El argumento sigue a Virgil Jderescu, el director de una cadena de televisión local que busca organizar un programa de entrevistas en directo sobre la caída del dictador Nicolae Ceaușescu en diciembre 1989 con dos invitados: Tiberiu Manescu, un profesor de historia alcohólico que dice haber sido revolucionario; y Emanoil Piscoci, un anciano paranoico que en aquel entonces solía disfrazarse de Moș Gerilă.
En términos generales, la narrativa establece la premisa con un arranque algo interesante que me mantiene atento a las reflexiones de los tres personajes. Sin embargo, el guion adolece de irregularidades narrativas que, por añadidura, se manifiestan en el escaso desarrollo de los personajes, quienes a menudo solo son mostrados para rellenar unas escenas que se reducen a la ironía calculada, sin profundizar mucho en ellos lejos de las situaciones acomodaticias arregladas por los diálogos a puerta cerrada.
Por tal razón, soy incapaz de sentir algo cuando observo la rutina cotidiana que se reparte entre los inconvenientes del jubilado Piscoci para encontrar un traje adecuado para el programa; la visita de Manescu al bar antes de su jornada como profesor frente a los estudiantes; la irritabilidad de Jderescu como el presentador del programa; la transmisión del programa navideño en la que los entrevistados ofrecen testimonios contradictorios mientras los telespectadores llaman por teléfono para poner en duda lo que dicen.

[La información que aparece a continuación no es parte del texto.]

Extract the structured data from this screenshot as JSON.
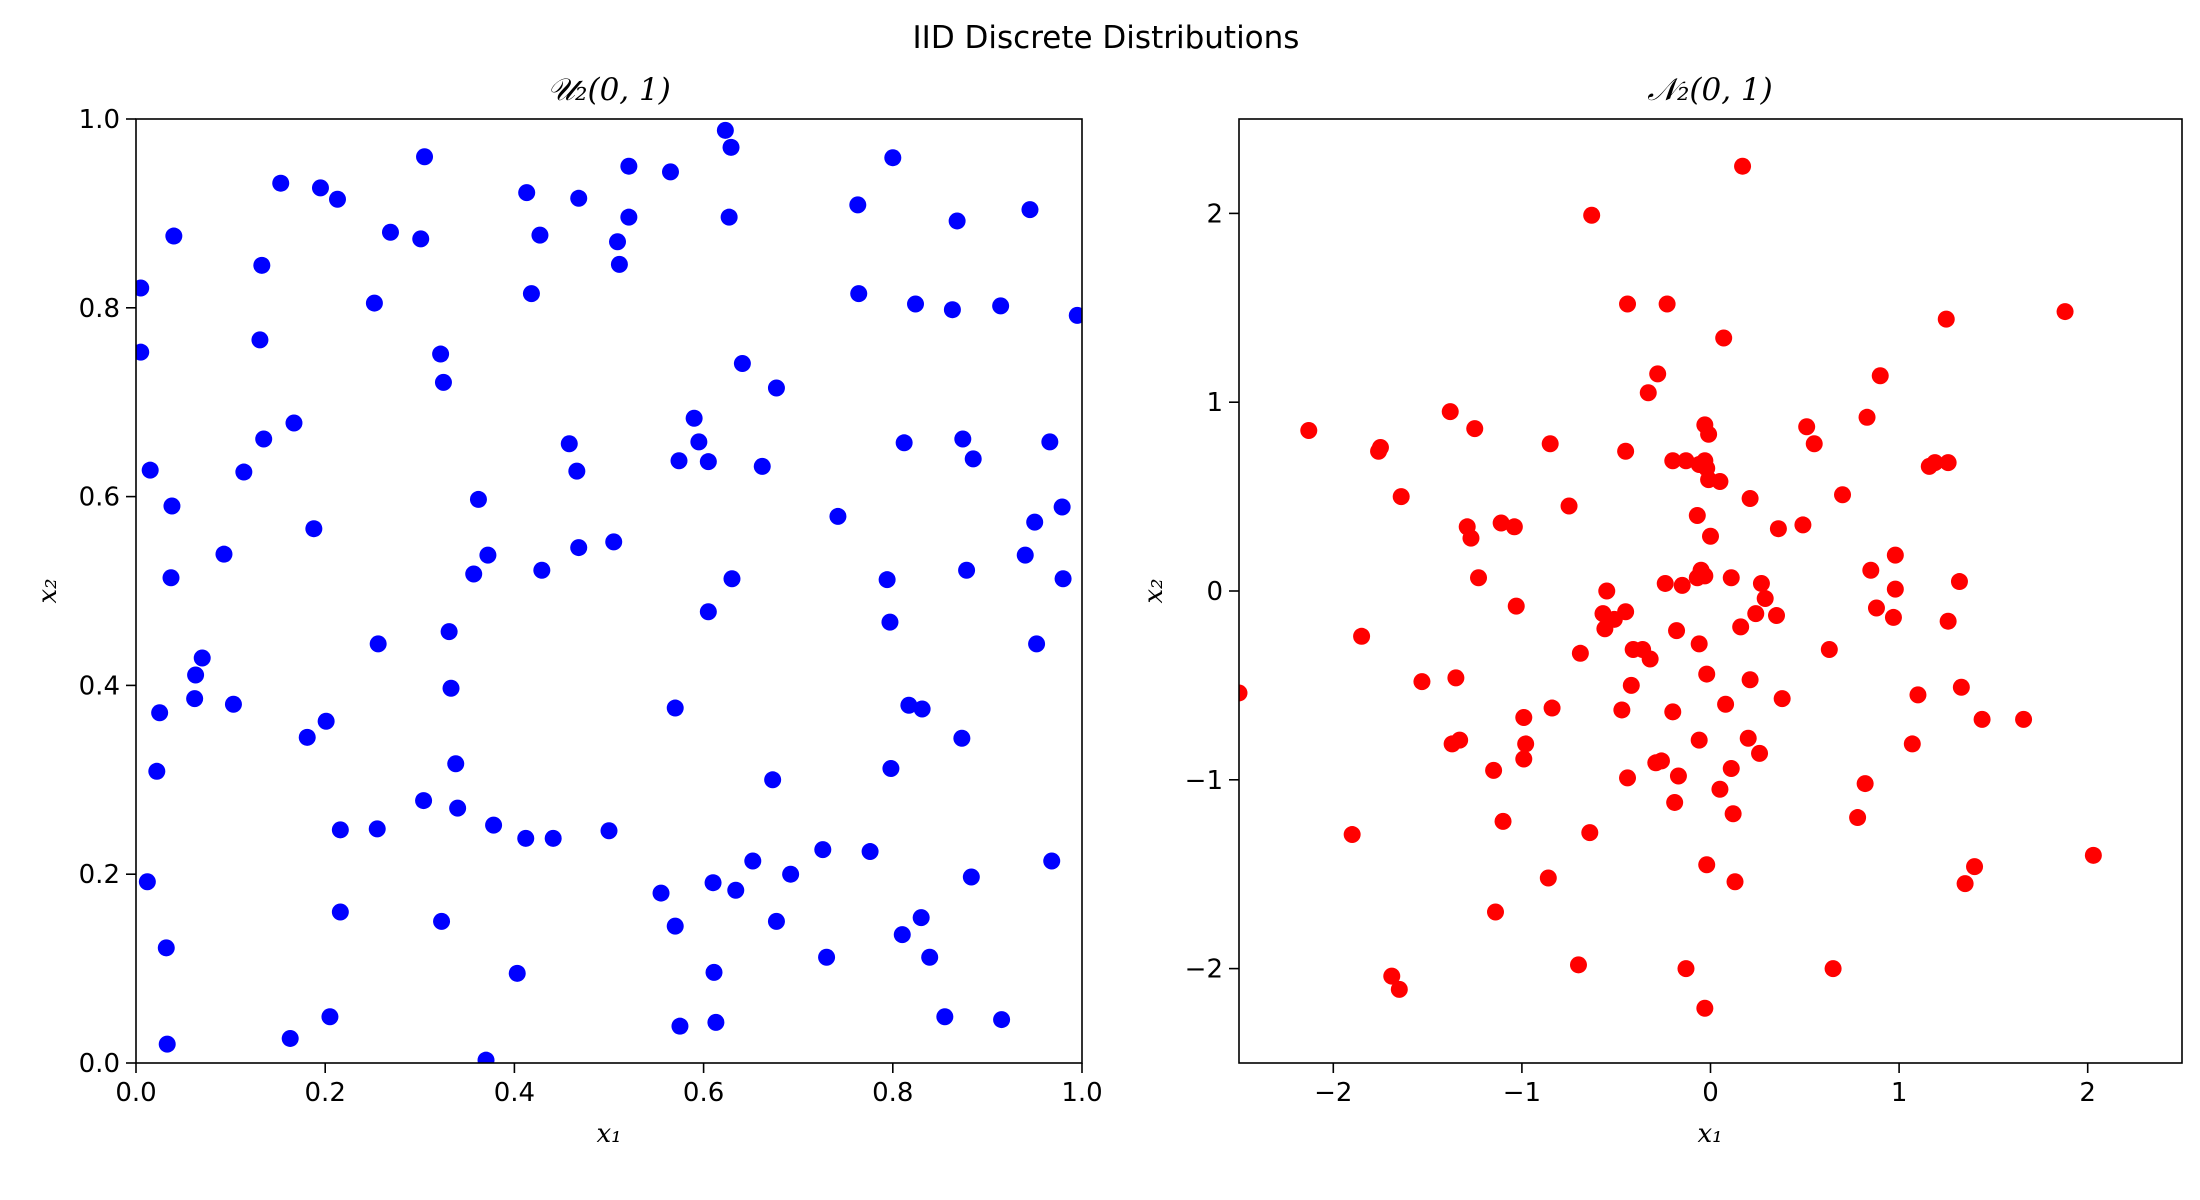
{
  "figure_title": "IID Discrete Distributions",
  "chart_data": [
    {
      "type": "scatter",
      "title": "𝒰₂(0, 1)",
      "xlabel": "x₁",
      "ylabel": "x₂",
      "xlim": [
        0,
        1
      ],
      "ylim": [
        0,
        1
      ],
      "xticks": [
        0.0,
        0.2,
        0.4,
        0.6,
        0.8,
        1.0
      ],
      "yticks": [
        0.0,
        0.2,
        0.4,
        0.6,
        0.8,
        1.0
      ],
      "xtick_labels": [
        "0.0",
        "0.2",
        "0.4",
        "0.6",
        "0.8",
        "1.0"
      ],
      "ytick_labels": [
        "0.0",
        "0.2",
        "0.4",
        "0.6",
        "0.8",
        "1.0"
      ],
      "color": "#0000ff",
      "grid": false,
      "points": [
        [
          0.005,
          0.821
        ],
        [
          0.005,
          0.753
        ],
        [
          0.015,
          0.628
        ],
        [
          0.04,
          0.876
        ],
        [
          0.038,
          0.59
        ],
        [
          0.037,
          0.514
        ],
        [
          0.025,
          0.371
        ],
        [
          0.022,
          0.309
        ],
        [
          0.012,
          0.192
        ],
        [
          0.032,
          0.122
        ],
        [
          0.033,
          0.02
        ],
        [
          0.07,
          0.429
        ],
        [
          0.063,
          0.411
        ],
        [
          0.062,
          0.386
        ],
        [
          0.093,
          0.539
        ],
        [
          0.103,
          0.38
        ],
        [
          0.114,
          0.626
        ],
        [
          0.131,
          0.766
        ],
        [
          0.133,
          0.845
        ],
        [
          0.135,
          0.661
        ],
        [
          0.153,
          0.932
        ],
        [
          0.167,
          0.678
        ],
        [
          0.163,
          0.026
        ],
        [
          0.181,
          0.345
        ],
        [
          0.188,
          0.566
        ],
        [
          0.195,
          0.927
        ],
        [
          0.201,
          0.362
        ],
        [
          0.205,
          0.049
        ],
        [
          0.213,
          0.915
        ],
        [
          0.216,
          0.247
        ],
        [
          0.216,
          0.16
        ],
        [
          0.252,
          0.805
        ],
        [
          0.255,
          0.248
        ],
        [
          0.256,
          0.444
        ],
        [
          0.269,
          0.88
        ],
        [
          0.301,
          0.873
        ],
        [
          0.305,
          0.96
        ],
        [
          0.304,
          0.278
        ],
        [
          0.322,
          0.751
        ],
        [
          0.325,
          0.721
        ],
        [
          0.323,
          0.15
        ],
        [
          0.331,
          0.457
        ],
        [
          0.333,
          0.397
        ],
        [
          0.338,
          0.317
        ],
        [
          0.34,
          0.27
        ],
        [
          0.357,
          0.518
        ],
        [
          0.362,
          0.597
        ],
        [
          0.372,
          0.538
        ],
        [
          0.37,
          0.003
        ],
        [
          0.378,
          0.252
        ],
        [
          0.403,
          0.095
        ],
        [
          0.413,
          0.922
        ],
        [
          0.412,
          0.238
        ],
        [
          0.418,
          0.815
        ],
        [
          0.427,
          0.877
        ],
        [
          0.429,
          0.522
        ],
        [
          0.441,
          0.238
        ],
        [
          0.458,
          0.656
        ],
        [
          0.466,
          0.627
        ],
        [
          0.468,
          0.916
        ],
        [
          0.468,
          0.546
        ],
        [
          0.5,
          0.246
        ],
        [
          0.505,
          0.552
        ],
        [
          0.509,
          0.87
        ],
        [
          0.511,
          0.846
        ],
        [
          0.521,
          0.95
        ],
        [
          0.521,
          0.896
        ],
        [
          0.555,
          0.18
        ],
        [
          0.565,
          0.944
        ],
        [
          0.57,
          0.376
        ],
        [
          0.57,
          0.145
        ],
        [
          0.574,
          0.638
        ],
        [
          0.575,
          0.039
        ],
        [
          0.59,
          0.683
        ],
        [
          0.595,
          0.658
        ],
        [
          0.605,
          0.637
        ],
        [
          0.605,
          0.478
        ],
        [
          0.61,
          0.191
        ],
        [
          0.611,
          0.096
        ],
        [
          0.613,
          0.043
        ],
        [
          0.623,
          0.988
        ],
        [
          0.627,
          0.896
        ],
        [
          0.629,
          0.97
        ],
        [
          0.63,
          0.513
        ],
        [
          0.634,
          0.183
        ],
        [
          0.641,
          0.741
        ],
        [
          0.652,
          0.214
        ],
        [
          0.662,
          0.632
        ],
        [
          0.673,
          0.3
        ],
        [
          0.677,
          0.715
        ],
        [
          0.677,
          0.15
        ],
        [
          0.692,
          0.2
        ],
        [
          0.726,
          0.226
        ],
        [
          0.73,
          0.112
        ],
        [
          0.742,
          0.579
        ],
        [
          0.763,
          0.909
        ],
        [
          0.764,
          0.815
        ],
        [
          0.776,
          0.224
        ],
        [
          0.794,
          0.512
        ],
        [
          0.797,
          0.467
        ],
        [
          0.798,
          0.312
        ],
        [
          0.8,
          0.959
        ],
        [
          0.81,
          0.136
        ],
        [
          0.812,
          0.657
        ],
        [
          0.817,
          0.379
        ],
        [
          0.824,
          0.804
        ],
        [
          0.831,
          0.375
        ],
        [
          0.83,
          0.154
        ],
        [
          0.839,
          0.112
        ],
        [
          0.855,
          0.049
        ],
        [
          0.863,
          0.798
        ],
        [
          0.868,
          0.892
        ],
        [
          0.874,
          0.661
        ],
        [
          0.873,
          0.344
        ],
        [
          0.878,
          0.522
        ],
        [
          0.883,
          0.197
        ],
        [
          0.885,
          0.64
        ],
        [
          0.914,
          0.802
        ],
        [
          0.915,
          0.046
        ],
        [
          0.94,
          0.538
        ],
        [
          0.945,
          0.904
        ],
        [
          0.95,
          0.573
        ],
        [
          0.952,
          0.444
        ],
        [
          0.966,
          0.658
        ],
        [
          0.968,
          0.214
        ],
        [
          0.979,
          0.589
        ],
        [
          0.98,
          0.513
        ],
        [
          0.995,
          0.792
        ]
      ]
    },
    {
      "type": "scatter",
      "title": "𝒩₂(0, 1)",
      "xlabel": "x₁",
      "ylabel": "x₂",
      "xlim": [
        -2.5,
        2.5
      ],
      "ylim": [
        -2.5,
        2.5
      ],
      "xticks": [
        -2,
        -1,
        0,
        1,
        2
      ],
      "yticks": [
        -2,
        -1,
        0,
        1,
        2
      ],
      "xtick_labels": [
        "−2",
        "−1",
        "0",
        "1",
        "2"
      ],
      "ytick_labels": [
        "−2",
        "−1",
        "0",
        "1",
        "2"
      ],
      "color": "#ff0000",
      "grid": false,
      "points": [
        [
          -2.5,
          -0.54
        ],
        [
          -2.13,
          0.85
        ],
        [
          -1.9,
          -1.29
        ],
        [
          -1.85,
          -0.24
        ],
        [
          -1.76,
          0.74
        ],
        [
          -1.75,
          0.76
        ],
        [
          -1.69,
          -2.04
        ],
        [
          -1.65,
          -2.11
        ],
        [
          -1.64,
          0.5
        ],
        [
          -1.53,
          -0.48
        ],
        [
          -1.38,
          0.95
        ],
        [
          -1.37,
          -0.81
        ],
        [
          -1.35,
          -0.46
        ],
        [
          -1.33,
          -0.79
        ],
        [
          -1.29,
          0.34
        ],
        [
          -1.27,
          0.28
        ],
        [
          -1.25,
          0.86
        ],
        [
          -1.23,
          0.07
        ],
        [
          -1.15,
          -0.95
        ],
        [
          -1.14,
          -1.7
        ],
        [
          -1.11,
          0.36
        ],
        [
          -1.1,
          -1.22
        ],
        [
          -1.04,
          0.34
        ],
        [
          -1.03,
          -0.08
        ],
        [
          -0.99,
          -0.67
        ],
        [
          -0.99,
          -0.89
        ],
        [
          -0.98,
          -0.81
        ],
        [
          -0.86,
          -1.52
        ],
        [
          -0.85,
          0.78
        ],
        [
          -0.84,
          -0.62
        ],
        [
          -0.75,
          0.45
        ],
        [
          -0.7,
          -1.98
        ],
        [
          -0.69,
          -0.33
        ],
        [
          -0.64,
          -1.28
        ],
        [
          -0.63,
          1.99
        ],
        [
          -0.57,
          -0.12
        ],
        [
          -0.55,
          0.0
        ],
        [
          -0.56,
          -0.2
        ],
        [
          -0.51,
          -0.15
        ],
        [
          -0.47,
          -0.63
        ],
        [
          -0.45,
          -0.11
        ],
        [
          -0.45,
          0.74
        ],
        [
          -0.44,
          -0.99
        ],
        [
          -0.44,
          1.52
        ],
        [
          -0.42,
          -0.5
        ],
        [
          -0.41,
          -0.31
        ],
        [
          -0.36,
          -0.31
        ],
        [
          -0.32,
          -0.36
        ],
        [
          -0.33,
          1.05
        ],
        [
          -0.29,
          -0.91
        ],
        [
          -0.28,
          1.15
        ],
        [
          -0.26,
          -0.9
        ],
        [
          -0.24,
          0.04
        ],
        [
          -0.23,
          1.52
        ],
        [
          -0.2,
          -0.64
        ],
        [
          -0.2,
          0.69
        ],
        [
          -0.19,
          -1.12
        ],
        [
          -0.18,
          -0.21
        ],
        [
          -0.17,
          -0.98
        ],
        [
          -0.15,
          0.03
        ],
        [
          -0.13,
          0.69
        ],
        [
          -0.13,
          -2.0
        ],
        [
          -0.07,
          0.07
        ],
        [
          -0.07,
          0.4
        ],
        [
          -0.06,
          -0.28
        ],
        [
          -0.06,
          0.67
        ],
        [
          -0.05,
          0.11
        ],
        [
          -0.06,
          -0.79
        ],
        [
          -0.03,
          0.69
        ],
        [
          -0.03,
          0.88
        ],
        [
          -0.02,
          0.65
        ],
        [
          -0.03,
          0.08
        ],
        [
          -0.03,
          -2.21
        ],
        [
          -0.02,
          -0.44
        ],
        [
          -0.02,
          -1.45
        ],
        [
          -0.01,
          0.83
        ],
        [
          -0.01,
          0.59
        ],
        [
          0.0,
          0.29
        ],
        [
          0.05,
          -1.05
        ],
        [
          0.05,
          0.58
        ],
        [
          0.07,
          1.34
        ],
        [
          0.08,
          -0.6
        ],
        [
          0.11,
          -0.94
        ],
        [
          0.11,
          0.07
        ],
        [
          0.12,
          -1.18
        ],
        [
          0.13,
          -1.54
        ],
        [
          0.16,
          -0.19
        ],
        [
          0.17,
          2.25
        ],
        [
          0.2,
          -0.78
        ],
        [
          0.21,
          0.49
        ],
        [
          0.21,
          -0.47
        ],
        [
          0.24,
          -0.12
        ],
        [
          0.27,
          0.04
        ],
        [
          0.26,
          -0.86
        ],
        [
          0.29,
          -0.04
        ],
        [
          0.35,
          -0.13
        ],
        [
          0.36,
          0.33
        ],
        [
          0.38,
          -0.57
        ],
        [
          0.49,
          0.35
        ],
        [
          0.51,
          0.87
        ],
        [
          0.55,
          0.78
        ],
        [
          0.63,
          -0.31
        ],
        [
          0.65,
          -2.0
        ],
        [
          0.7,
          0.51
        ],
        [
          0.78,
          -1.2
        ],
        [
          0.82,
          -1.02
        ],
        [
          0.83,
          0.92
        ],
        [
          0.85,
          0.11
        ],
        [
          0.88,
          -0.09
        ],
        [
          0.9,
          1.14
        ],
        [
          0.97,
          -0.14
        ],
        [
          0.98,
          0.01
        ],
        [
          0.98,
          0.19
        ],
        [
          1.07,
          -0.81
        ],
        [
          1.1,
          -0.55
        ],
        [
          1.16,
          0.66
        ],
        [
          1.19,
          0.68
        ],
        [
          1.25,
          1.44
        ],
        [
          1.26,
          0.68
        ],
        [
          1.26,
          -0.16
        ],
        [
          1.32,
          0.05
        ],
        [
          1.33,
          -0.51
        ],
        [
          1.35,
          -1.55
        ],
        [
          1.4,
          -1.46
        ],
        [
          1.44,
          -0.68
        ],
        [
          1.66,
          -0.68
        ],
        [
          1.88,
          1.48
        ],
        [
          2.03,
          -1.4
        ]
      ]
    }
  ]
}
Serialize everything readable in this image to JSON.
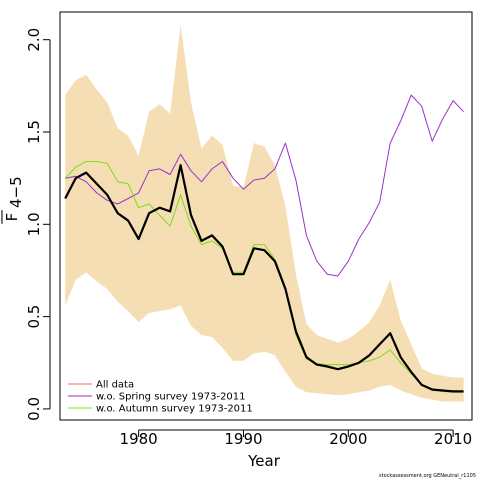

La larga escena del show televisivo solo sirve como imagen-texto para sintetizar en la superficie un discurso sobre las fragilidades de la memoria individual y la corrupción posrevolucionaria, entendido como las anécdotas tergiversadas de individuos traicionados por los recuerdos de la apatía social y la inacción política en el pasado que les impide razonar adecuadamente sobre el relato oficial en la banalidad del presente. Este discurso es problemático porque, entre otras cosas, tiende a caer en un maniqueísmo que halla su debilidad cuando blanquea las responsabilidades de la izquierda comunista al presentar a sus antiguos partidarios o beneficiarios socialistas como figuras patéticas pero inofensivas, mientras ridiculiza cualquier posición asociada a la derecha conservadora o al escepticismo anticomunista. El revisionismo sobre la caída de Ceaușescu es evidente: se omite la brutalidad del régimen y se reduce el evento a una cuestión casi folclórica de si existió realmente una revuelta popular en la plaza del pueblo antes de las 12:08 —momento en que Ceaușescu huyó de Bucarest—, eludiendo cuestionar la represión, la Securitate, la crisis económica y las manipulaciones que permitieron una transición controlada; cayendo en una aproximación sesgada que simplifica la complejidad histórica en un esquema binario que favorece una lectura condescendiente hacia el pasado comunista.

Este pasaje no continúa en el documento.